Pelabresib in Combination with Ruxolitinib for Janus Kinase Inhibitor Treatment-Naïve Patients with Myelofibrosis: Results of the MANIFEST-2 Randomized, Double-Blind, Phase 3 Study

Background

• Myelofibrosis (MF) is characterized by bone marrow fibrosis, anemia, splenomegaly and MF-associated symptoms. These hallmarks result from dysregulation of the JAK/STAT pathway and BET-mediated MF target gene modulation.
• Pelabresib (CPI-0610; pela) is an investigational oral small-molecule drug designed to inhibit BET-mediated gene transcription involved in MF pathogenesis. Preclinical data support the potential of combining pela with therapies that target overlapping pathways, such as JAK/STAT, to improve response by inhibiting the molecular drivers of MF.
• The Phase 3 MANIFEST-2 trial was initiated based on compelling data from Arm 3 of the ongoing Phase 2 MANIFEST study (NCT02158858), which is evaluating the combination of pela and ruxolitinib (rux) in JAK inhibitor (JAKi) treatment-naïve patients (pts) with MF.
• In Arm 3 of MANIFEST, primary endpoint analyses at 24 Weeks (Wks) for the 84 pts enrolled reported SVR35 (≥35% reduction in spleen volume from baseline) in 68% of pts and TSS50 (≥50% reduction in Total Symptom Score [TSS] from baseline) in 56% of pts (Mascarenhas, et al. 2023).

Methods

• Key eligibility criteria include a DIPSS score of Intermediate-1 (Int-1) or higher, platelet count ≥100 × 109/L, spleen volume ≥450 cm3 by CT or MRI, ≥2 symptoms with an average score ≥3 or a TSS of ≥10 using the MFSAF v4.0, peripheral blast count <5% and an ECOG performance status ≤2.
• Patient randomization was stratified by DIPSS risk category (Int-1 vs Int-2 vs High), platelet count (>200 × 109/L vs 100–200 × 109/L) and spleen volume (≥1800 cm3 vs <1800 cm3).
• Double-blind treatment of pela (125–175 mg) or placebo was administered once daily for 14 consecutive days, followed by a 7-day break, which is considered one cycle of treatment.

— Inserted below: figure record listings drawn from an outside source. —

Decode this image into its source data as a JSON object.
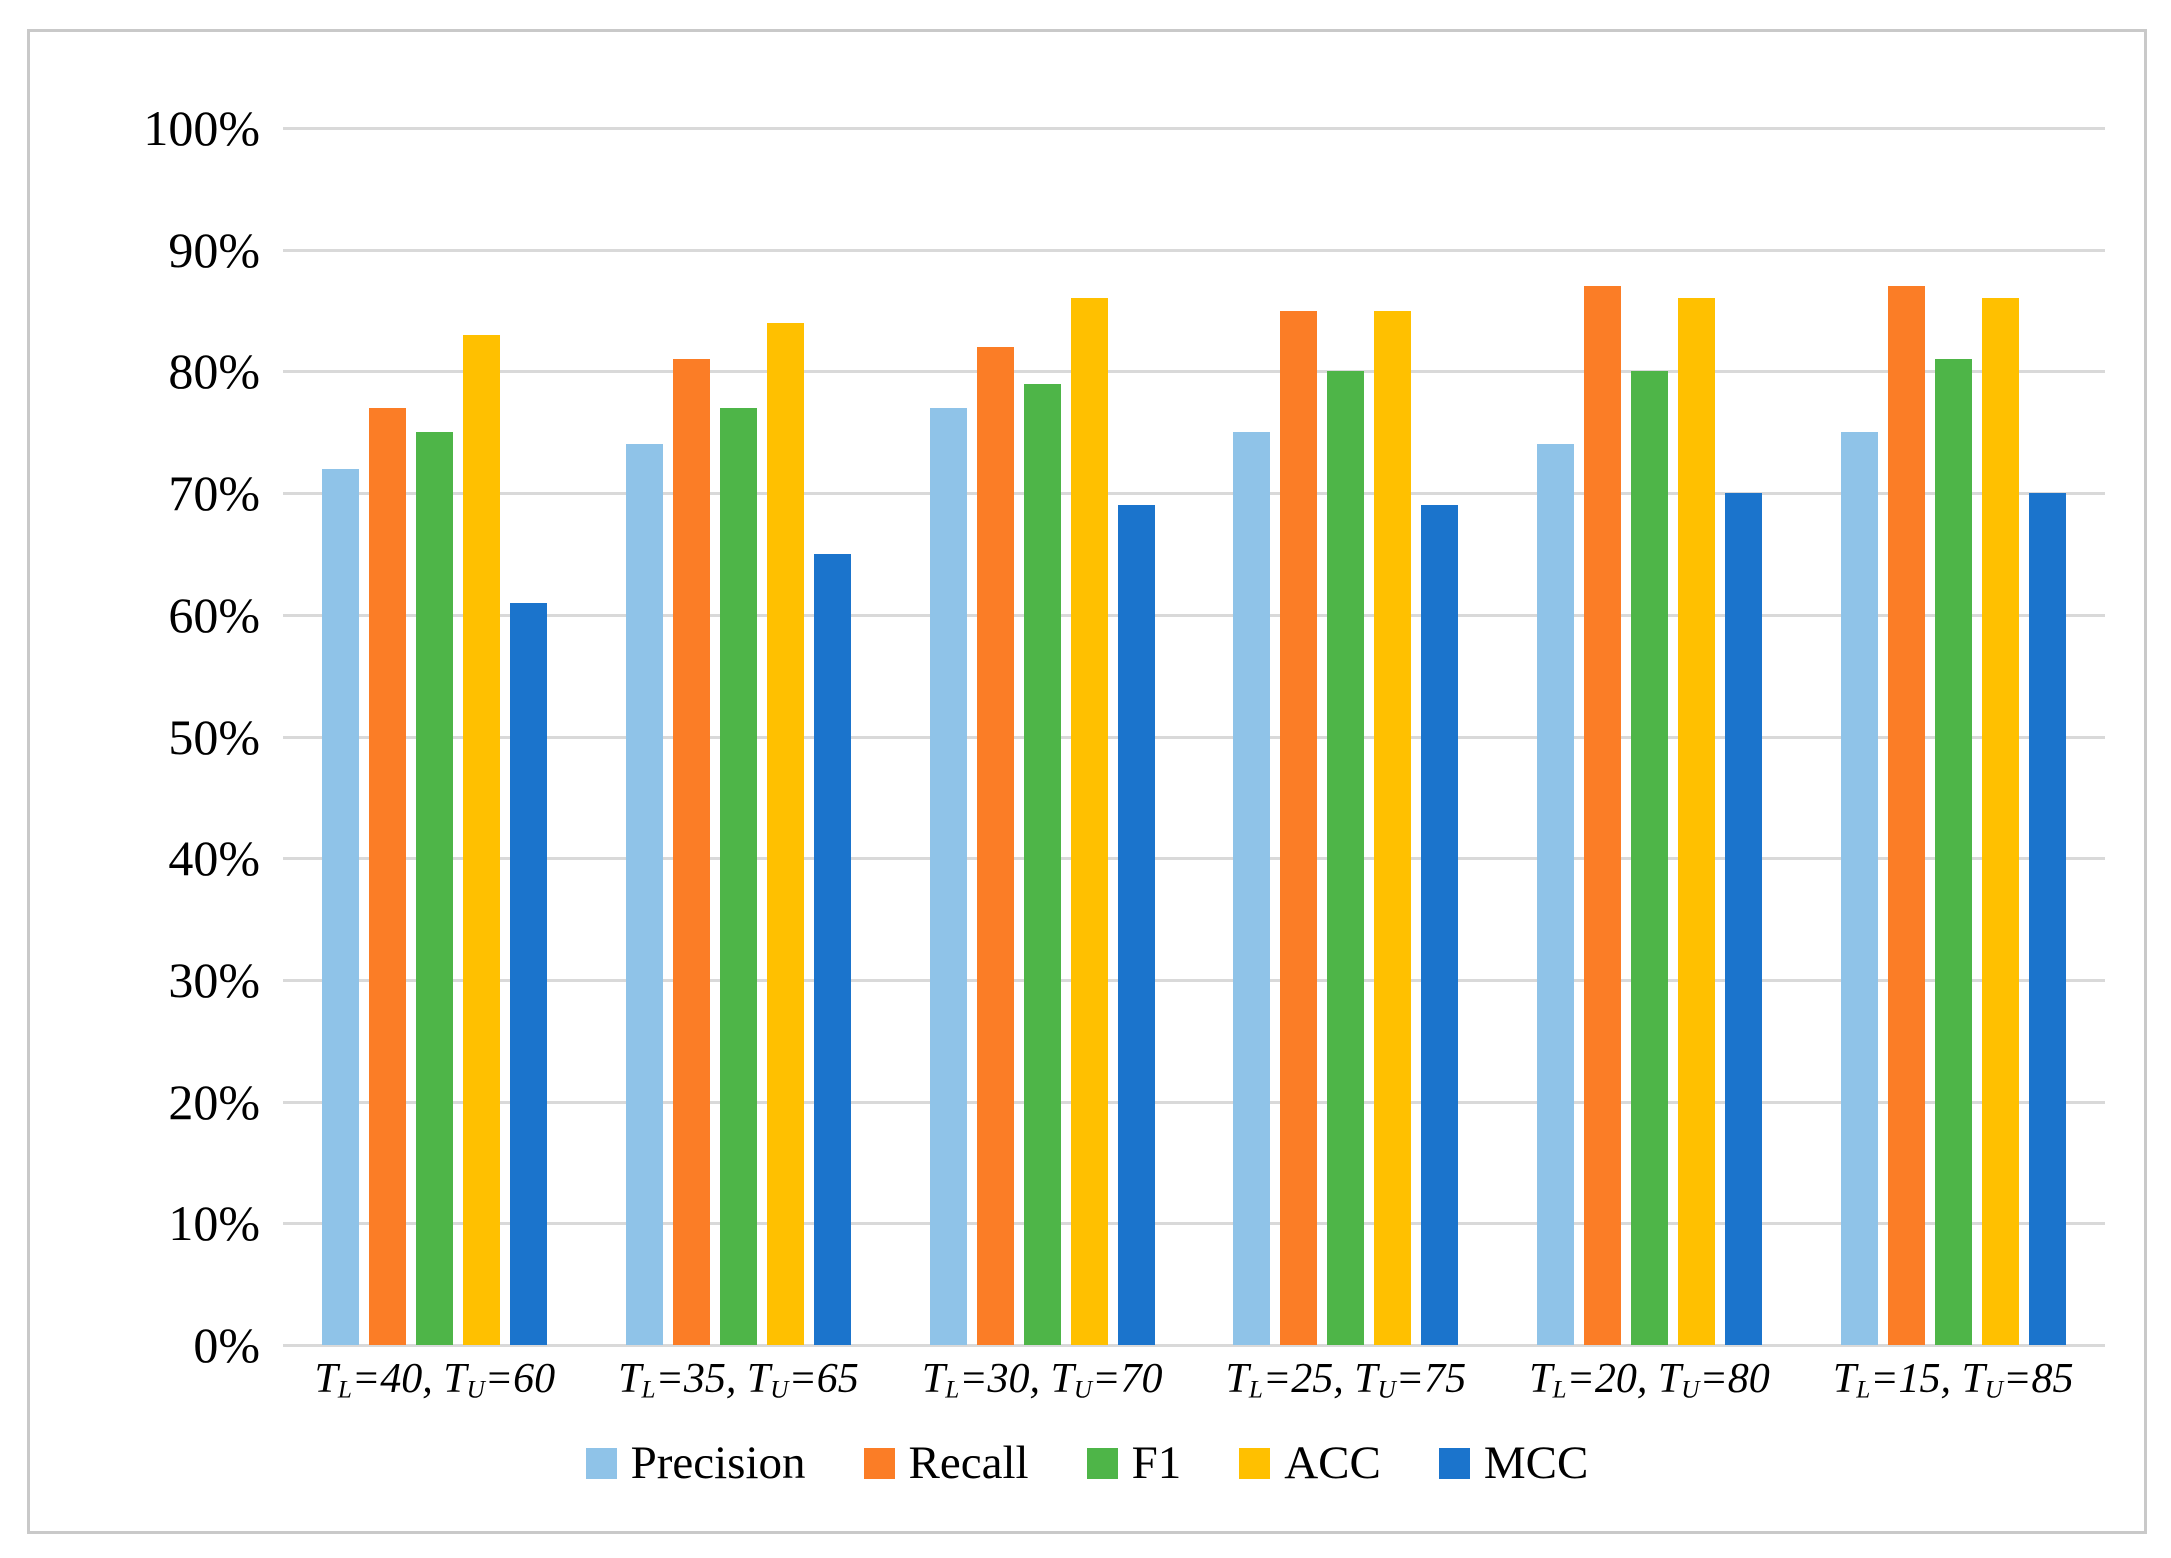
{
  "figure": {
    "background_color": "#FFFFFF",
    "border_color": "#C9C9C9"
  },
  "chart_data": {
    "type": "bar",
    "title": "",
    "xlabel": "",
    "ylabel": "",
    "grid": true,
    "gridline_color": "#D9D9D9",
    "legend_position": "bottom",
    "y_axis": {
      "min": 0,
      "max": 100,
      "step": 10,
      "tick_labels": [
        "0%",
        "10%",
        "20%",
        "30%",
        "40%",
        "50%",
        "60%",
        "70%",
        "80%",
        "90%",
        "100%"
      ]
    },
    "categories": [
      {
        "text": "TL=40, TU=60",
        "parts": [
          [
            "T",
            0
          ],
          [
            "L",
            1
          ],
          [
            "=40, ",
            0
          ],
          [
            "T",
            0
          ],
          [
            "U",
            1
          ],
          [
            "=60",
            0
          ]
        ]
      },
      {
        "text": "TL=35, TU=65",
        "parts": [
          [
            "T",
            0
          ],
          [
            "L",
            1
          ],
          [
            "=35, ",
            0
          ],
          [
            "T",
            0
          ],
          [
            "U",
            1
          ],
          [
            "=65",
            0
          ]
        ]
      },
      {
        "text": "TL=30, TU=70",
        "parts": [
          [
            "T",
            0
          ],
          [
            "L",
            1
          ],
          [
            "=30, ",
            0
          ],
          [
            "T",
            0
          ],
          [
            "U",
            1
          ],
          [
            "=70",
            0
          ]
        ]
      },
      {
        "text": "TL=25, TU=75",
        "parts": [
          [
            "T",
            0
          ],
          [
            "L",
            1
          ],
          [
            "=25, ",
            0
          ],
          [
            "T",
            0
          ],
          [
            "U",
            1
          ],
          [
            "=75",
            0
          ]
        ]
      },
      {
        "text": "TL=20, TU=80",
        "parts": [
          [
            "T",
            0
          ],
          [
            "L",
            1
          ],
          [
            "=20, ",
            0
          ],
          [
            "T",
            0
          ],
          [
            "U",
            1
          ],
          [
            "=80",
            0
          ]
        ]
      },
      {
        "text": "TL=15, TU=85",
        "parts": [
          [
            "T",
            0
          ],
          [
            "L",
            1
          ],
          [
            "=15, ",
            0
          ],
          [
            "T",
            0
          ],
          [
            "U",
            1
          ],
          [
            "=85",
            0
          ]
        ]
      }
    ],
    "series": [
      {
        "name": "Precision",
        "color": "#8FC3E8",
        "values": [
          72,
          74,
          77,
          75,
          74,
          75
        ]
      },
      {
        "name": "Recall",
        "color": "#FB7D26",
        "values": [
          77,
          81,
          82,
          85,
          87,
          87
        ]
      },
      {
        "name": "F1",
        "color": "#4EB548",
        "values": [
          75,
          77,
          79,
          80,
          80,
          81
        ]
      },
      {
        "name": "ACC",
        "color": "#FFC000",
        "values": [
          83,
          84,
          86,
          85,
          86,
          86
        ]
      },
      {
        "name": "MCC",
        "color": "#1B74CC",
        "values": [
          61,
          65,
          69,
          69,
          70,
          70
        ]
      }
    ]
  }
}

Rux (5–25 mg) was administered twice daily based on platelet counts and spleen response for all 21 days of the cycle.
• The primary endpoint is SVR35 response at Wk 24.
• Secondary endpoints include TSS50, percentage change in TSS, safety, pharmacokinetics, changes in bone marrow fibrosis, progression-free survival, overall survival, conversion from transfusion dependence to independence and rate of red blood cell transfusion for the first 24 wks.

Results

• A total of 591 pts were screened at 138 sites. Following the screening process, 431 pts from North America, Europe, Asia and Australia were randomized.
• The majority of pts presented with DIPSS Int-1 or -2, had a platelet count above 200 × 109/L and spleen volume below 1800 cm3.
• The study opened for enrolment in November 2020; the first patient received their initial treatment on April 22, 2021, and the last patient received their first treatment on March 2, 2023. The last patient is expected to reach the 24-wk primary endpoint on August 31, 2023, following which a primary analysis will occur. As of June 27, 2023, there were 383 pts ongoing in the study.

Conclusions

• Pelabresib in combination with ruxolitinib compared with placebo in combination with ruxolitinib in JAK inhibitor treatment-naïve patients at Week 24:
  • Significantly reduced splenomegaly (SVR35: 66% vs 35%; p<0.001)
  • Demonstrated strong trends in reducing the mean absolute TSS (p=0.0545) and improving TSS50 response
  • Doubled the percentage of patients with dual SVR35 / TSS50 response
• Fewer anemia adverse events, higher rates of hemoglobin responses and less patients with transfusion requirement
• The safety profile appeared generally comparable to the established safety profile of ruxolitinib with fewer grade ≥ 3 events
• Pelabresib in combination with ruxolitinib showed reduction of pro-inflammatory cytokines, and improvement in bone marrow fibrosis and anemia response, addressing the four hallmarks of myelofibrosis
• These results support a potential paradigm shift in the treatment of patients with myelofibrosis

Rampal R, Grosicki S, Chraniuk D et al. Pelabresib in combination with ruxolitinib for Janus kinase inhibitor treatment-naïve patients with myelofibrosis: results of the MANIFEST-2 randomized, double-blind, Phase 3 study. Presented at: 65th ASH Annual Meeting and Exposition, December 9-12, 2023. San Diego, California.